Downsizing is inevitable if you want to preserve or stretch your nest egg. Moving to a smaller home with lower maintenance costs is a practical move. Besides, you’ll need to set aside more for healthcare costs, which will eat up a chunk of your monthly budget as you age.

With investment income

As mentioned above, you can’t live comfortably in retirement with just the OAS and CPP. Investment vehicles like the Tax-Free Savings Account (TFSA) and the Registered Retirement Savings Plan (RRSP) are available to help you build retirement wealth. You can purchase “buy-and-hold” stocks to keep in either account.

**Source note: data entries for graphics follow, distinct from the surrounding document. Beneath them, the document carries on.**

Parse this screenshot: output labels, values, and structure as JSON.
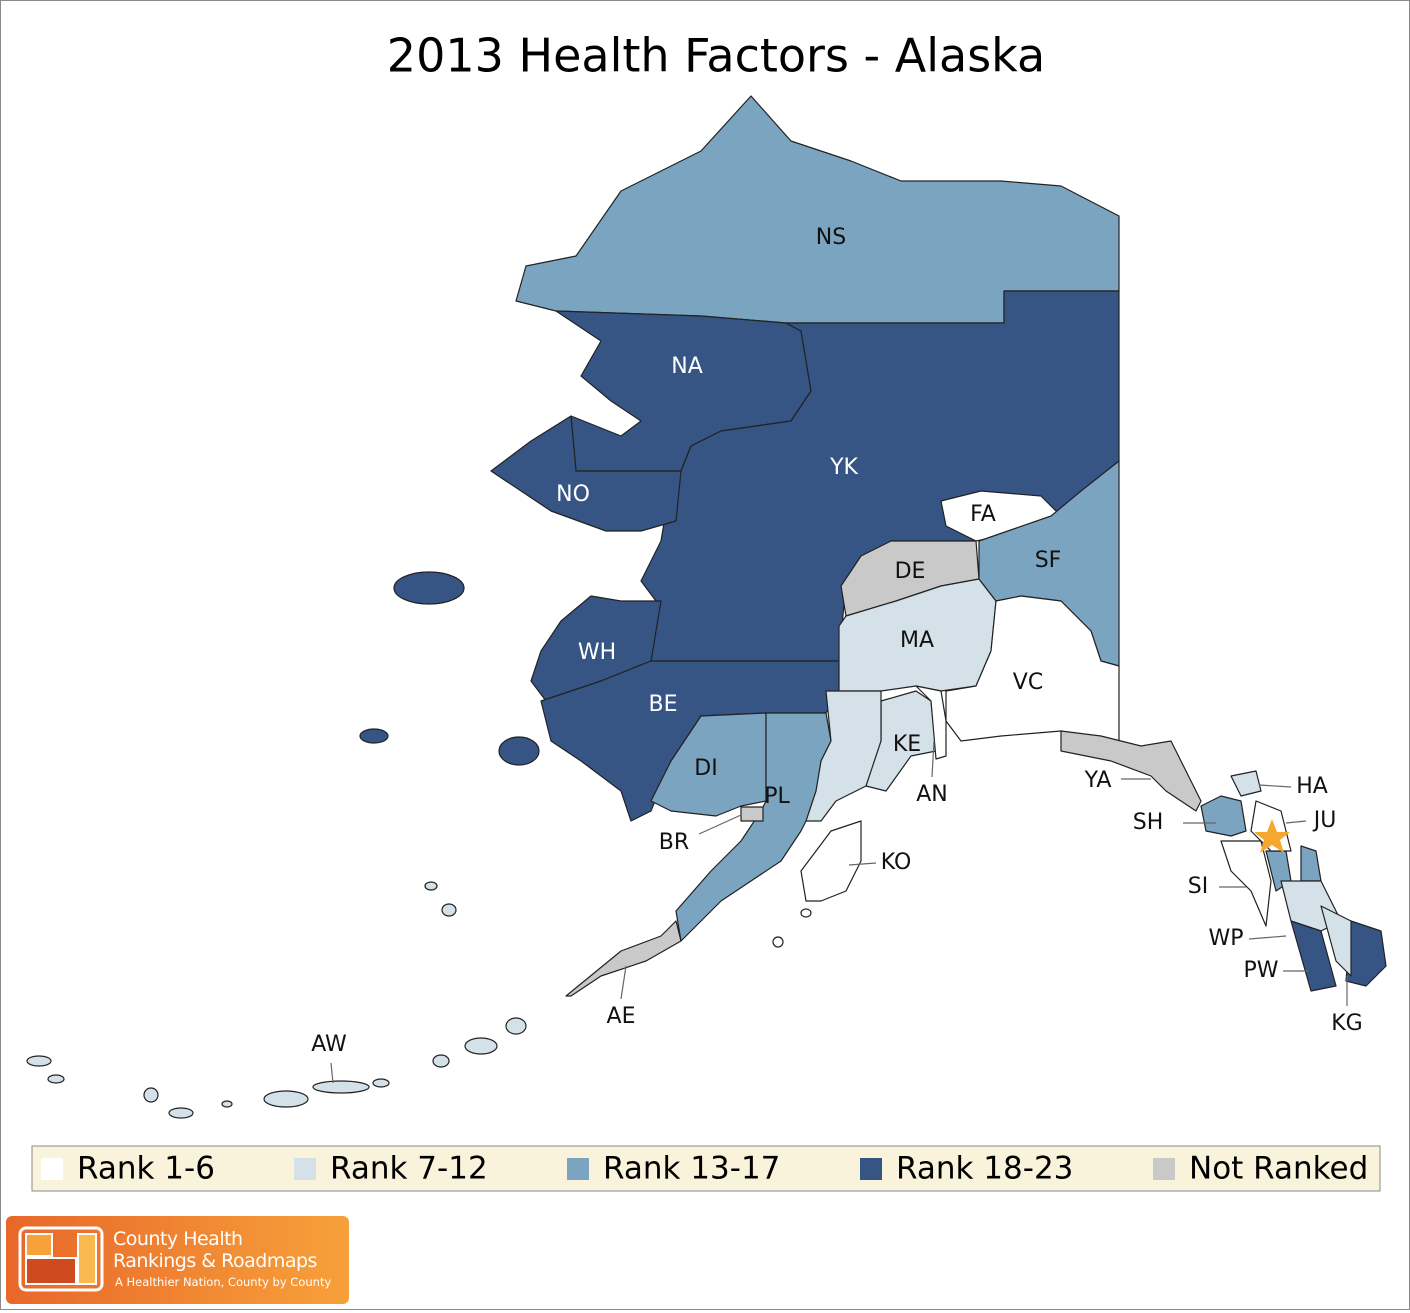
{
  "title": "2013 Health Factors - Alaska",
  "legend": [
    {
      "label": "Rank 1-6",
      "color": "#ffffff"
    },
    {
      "label": "Rank 7-12",
      "color": "#d4e1e9"
    },
    {
      "label": "Rank 13-17",
      "color": "#7ba4c0"
    },
    {
      "label": "Rank 18-23",
      "color": "#365585"
    },
    {
      "label": "Not Ranked",
      "color": "#c9c9c9"
    }
  ],
  "regions": [
    {
      "label": "NS",
      "color": "#7ba4c0"
    },
    {
      "label": "NA",
      "color": "#365585"
    },
    {
      "label": "YK",
      "color": "#365585"
    },
    {
      "label": "FA",
      "color": "#ffffff"
    },
    {
      "label": "NO",
      "color": "#365585"
    },
    {
      "label": "WH",
      "color": "#365585"
    },
    {
      "label": "BE",
      "color": "#365585"
    },
    {
      "label": "DI",
      "color": "#7ba4c0"
    },
    {
      "label": "PL",
      "color": "#7ba4c0"
    },
    {
      "label": "BR",
      "color": "#c9c9c9"
    },
    {
      "label": "DE",
      "color": "#c9c9c9"
    },
    {
      "label": "MA",
      "color": "#d4e1e9"
    },
    {
      "label": "SF",
      "color": "#7ba4c0"
    },
    {
      "label": "VC",
      "color": "#ffffff"
    },
    {
      "label": "KE",
      "color": "#d4e1e9"
    },
    {
      "label": "AN",
      "color": "#ffffff"
    },
    {
      "label": "KO",
      "color": "#ffffff"
    },
    {
      "label": "AE",
      "color": "#c9c9c9"
    },
    {
      "label": "AW",
      "color": "#d4e1e9"
    },
    {
      "label": "YA",
      "color": "#c9c9c9"
    },
    {
      "label": "SH",
      "color": "#7ba4c0"
    },
    {
      "label": "HA",
      "color": "#d4e1e9"
    },
    {
      "label": "JU",
      "color": "#ffffff"
    },
    {
      "label": "SI",
      "color": "#ffffff"
    },
    {
      "label": "WP",
      "color": "#d4e1e9"
    },
    {
      "label": "PW",
      "color": "#365585"
    },
    {
      "label": "KG",
      "color": "#d4e1e9"
    }
  ],
  "logo": {
    "line1": "County Health",
    "line2": "Rankings & Roadmaps",
    "tagline": "A Healthier Nation, County by County"
  }
}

Retirees need a third pillar to fill the inadequacies of pension payments. Investment income would lower your retirement risk and boost your spending power. The Canadian Imperial Bank of Commerce (TSX:CM)(NYSE:CM) provides a low-risk income stream.

The bank stock boasts of a 152-year dividend track record. If it pays a dividend yield of 5.9% and you own $200,000 worth of shares, your monthly passive income is $983.33. In 20 years, your investment will grow to $584,658.75. With the dividend earnings, you can accumulate more shares of CIBC to keep growing your nest egg.

Some investors are skeptical of retail banks with large mortgage portfolios. While CIBC is one of them, the fifth-largest bank in Canada has a substantial credit loss provision in case of a housing crash. The bank sacrificed 70% of net income in Q2 2020 and set aside $1.41 billion should its mortgage portfolio turn sour.

CIBC is experiencing high usage of its digital banking by Canadian seniors (age 65 and older). Sign-ups in April increased by 250% and continue to climb. According to Laura Dottori-Attanasio, CIBC’s Group Head of Personal and Business Banking, seniors can stay at home and utilize this channel to pay bills, fund transfers, and other routine bank transactions.

Green light

Nothing will prevent you from retiring if you’re debt-free, have no qualms about downsizing, and invest in a blue-chip asset like CIBC that provides an unrestrained income stream. Your OAS and CPP are just icing on the retirement cake.